# 722 loses signal randomly



## blahblahblah65 (May 23, 2008)

Hi all, I have a vip722 and signal strength is in the 40's for all three satellites. Seemingly randomly the 722 will lose signal (typically some time over night/when I go to turn the tv on the next day) and when the 722 is turned on it shows the "acquiring" screen. I can go into menu 6-1-1 and there is no signal on any of the three. 

Then, if I unplug the coax, do a reset on the 722, then plug the cable back in, everything starts working again. This "solution" works every time but means any time I'm not there to perform it I can't record on the DVR. 

I've checked and replaced all the cables I have access to and all are RG6. 
Any thoughts on what the problem might be?

Thanks!


----------



## P Smith (Jul 25, 2002)

central wire corrosion somewhere ? F-connectors failures ? do you have a switch ? - try to recycle its power


----------



## blahblahblah65 (May 23, 2008)

I replaced all of the wires so I can't imagine corrosion is an issue/f connector issue.
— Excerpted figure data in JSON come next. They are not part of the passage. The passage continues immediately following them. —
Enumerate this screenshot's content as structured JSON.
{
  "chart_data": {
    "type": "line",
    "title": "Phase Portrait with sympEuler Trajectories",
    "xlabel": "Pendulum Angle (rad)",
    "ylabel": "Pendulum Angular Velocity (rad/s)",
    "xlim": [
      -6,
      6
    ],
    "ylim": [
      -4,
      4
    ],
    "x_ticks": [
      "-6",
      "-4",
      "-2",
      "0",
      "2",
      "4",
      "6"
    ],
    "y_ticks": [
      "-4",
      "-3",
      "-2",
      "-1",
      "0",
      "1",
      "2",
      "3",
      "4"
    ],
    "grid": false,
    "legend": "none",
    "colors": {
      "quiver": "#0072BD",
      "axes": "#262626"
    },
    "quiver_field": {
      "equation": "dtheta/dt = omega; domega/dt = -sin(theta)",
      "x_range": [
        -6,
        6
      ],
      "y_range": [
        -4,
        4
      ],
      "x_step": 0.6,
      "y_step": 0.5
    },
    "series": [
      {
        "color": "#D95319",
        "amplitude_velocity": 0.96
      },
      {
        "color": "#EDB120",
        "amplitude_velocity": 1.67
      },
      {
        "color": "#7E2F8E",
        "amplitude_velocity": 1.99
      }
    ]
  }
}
No switch is installed, as it just goes from the dish to the home distribution which only has a splitter. 

Would switching the port on the LNB assembly matter? I haven't tried that yet...


----------



## P Smith (Jul 25, 2002)

I would try new LNBF. BTW, did you check Details after System Info, perhaps there is drift of LOF in the LNBF ?


----------



## blahblahblah65 (May 23, 2008)

P Smith said:


> I would try new LNBF. BTW, did you check Details after System Info, perhaps there is drift of LOF in the LNBF ?


Can you explain what that means? I have not checked that screen but I will. Just need to know what I'm looking for since I've not heard of this before.
thanks!


----------



## P Smith (Jul 25, 2002)

Take a look at that threads and posts what are about the "drift" of LNBF; I would recommend use Search in dish forums.


----------



## boba (May 23, 2003)

Did you ever get the spark problem from May solved?


----------



## Stewart Vernon (Jan 7, 2005)

_Moving to the 722 support forum for more exposure._


----------



## blahblahblah65 (May 23, 2008)

boba said:


> Did you ever get the spark problem from May solved?


Hi, yes, I ended up just running a separate cable. So rather than using the diplexer setup I use separate cables for HSI and Dish now. Seems to have worked. Sorry I did not follow up in the other thread!!


----------



## CeeWoo (Dec 1, 2008)

Mine is a 722K, but Strangely, I've had the 'partial signal loss' message come up a couple times in the last couple weeks. In playing around with the remote, I found that when I hit the 'guide' button, and then the cancel button, it goes back to normal.

Has me scratching my head


----------